"Une entreprise multiforme": Frédéric Ploquin, spécialiste du grand banditisme, décrypte l'organisation du narcotrafic en France

Les narcotrafiquants frappent encore. Jeudi 13 novembre, le petit frère du militant écologiste marseillais Amine Kessaci, connu pour son engagement contre le narcotrafic dans la cité phocéenne, a été assassiné par balle. Le ministre de l'Intérieur, Laurent Nuñez, a dénoncé un "crime d'intimidation", qui porte le sceau des narcotrafiquants.
Lundi, le procureur de la République de Marseille, Nicolas Bessone, avait déjà évoqué "un acte délibéré" ayant probablement pour objectif "de faire taire" Amine Kessaci, qui fait l'objet de "menaces" et de "pressions très fortes, à tel point qu'il était placé sous protection policière".
Ce nouveau drame remet au-devant de la scène ces organisations mafieuses assises sur des millions d'euros.
Frédéric Ploquin, journaliste spécialiste du grand banditisme, décrypte pour BFMTV l'organisation des structures du narcotrafic.
Pouvez-vous nous faire la hiérarchie du narcotrafic?
Le narcotrafic est une entreprise multiforme. Ce n'est pas la mafia italienne, il n'y a pas de grand chef, mais de multiples organisations criminelles qui se partagent le terrain : ce sont les "supérettes" du trafic des stupéfiants en France.
Ils sont maintenant installés partout sur le territoire.
Un mineur isolé de 12 ans est encore entre la vie et la mort, il a été touché à 2 heures du matin sur un point de deal à Grenoble. Ces jeunes sont-ils de la chair à canon pour les trafiquants?
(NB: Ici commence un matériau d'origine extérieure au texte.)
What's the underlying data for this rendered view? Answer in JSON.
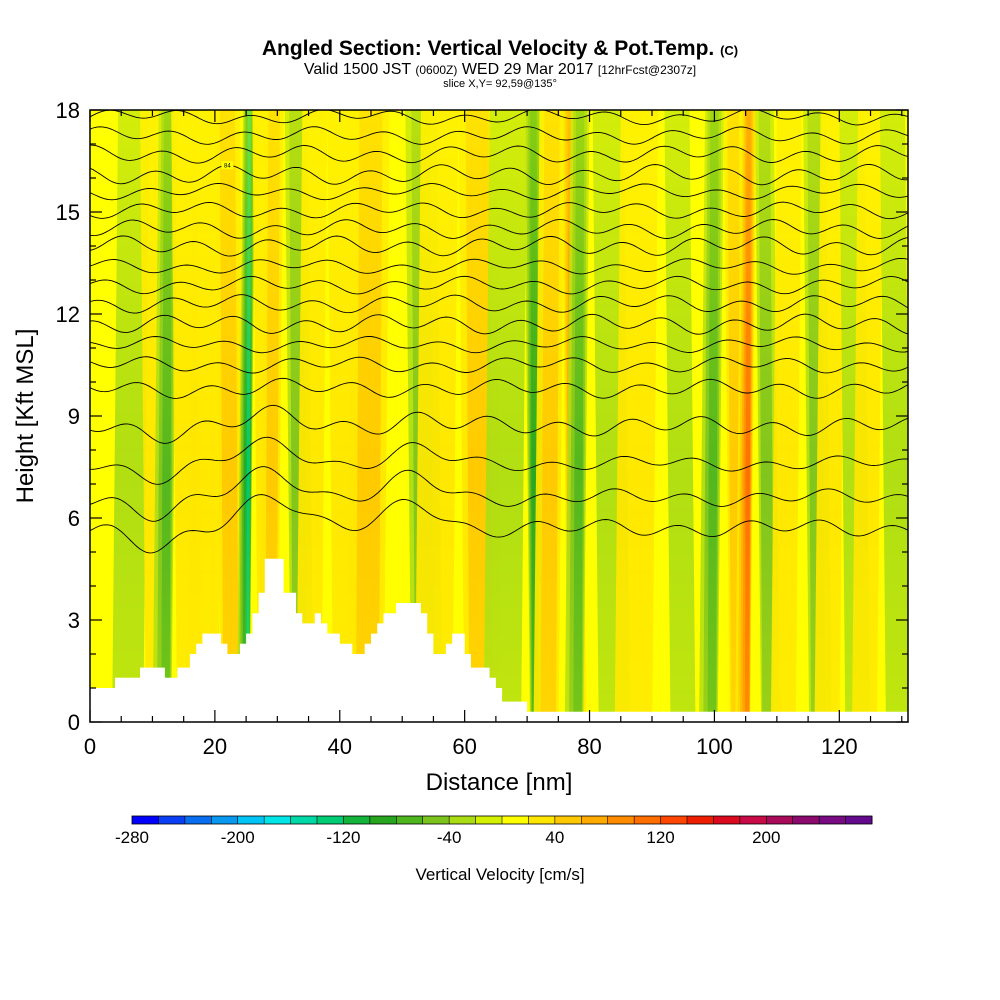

Oui, c'est de la chair à canon. Sur le terrain, il y a des petites mains qui sont malléables, corvéables à merci. On pourrait parler d'esclavage moderne, d'une certaine manière. Ils touchent 100 à 200 euros par jour et risquent leur vie comme un ouvrier au fond de la mine en Afrique du Sud.
S'ils se font arrêter, ces jeunes présentent l'avantage de ne connaître personne: ils ne connaissent même pas le nom de la personne qui les a embauchés, ni le nom de la personne qui leur amène le produit. Donc ils ne vont rien dire, ils vont tomber, et pourquoi pas tomber comme ce jeune à Grenoble qui est entre la vie et la mort.
Mais où sont les chefs de ces réseaux?
Au-dessus, nous avons des organisations qui sont la "Ligue 2" du trafic de stupéfiants, comme la DZ Mafia, qui est implantée à Marseille et qui essaye de prospérer. Mais au-dessus de cela, c'est la grande nouveauté de ces dernières années, c’est qu’au-dessus, nos services de renseignement ont identifié pour la première fois de l'histoire de France la création d'un véritable cartel de la drogue.
On a à Dubaï, avec des frontières qui les séparent de la justice française, cinq ou dix personnes issues de ce qu'on a appelé la "mafia des cités", qui a accouché aujourd'hui de véritables barons de la drogue qui pèsent des millions et des millions d'euros.
Depuis Dubaï, ils (les barons de la drogue, NDLR) s'organisent, partagent leurs moyens logistiques et sont capables de mettre 10 millions d'euros sur la table pour faire venir le produit (la drogue, NDLR) (...) donc ils s'entendent sur les prix, ils s'entendent sur les moyens, on va dire, logistiques, et ces individus, évidemment, sont la cible numéro un des services de renseignement français qui, parfois, arrivent à en faire tomber.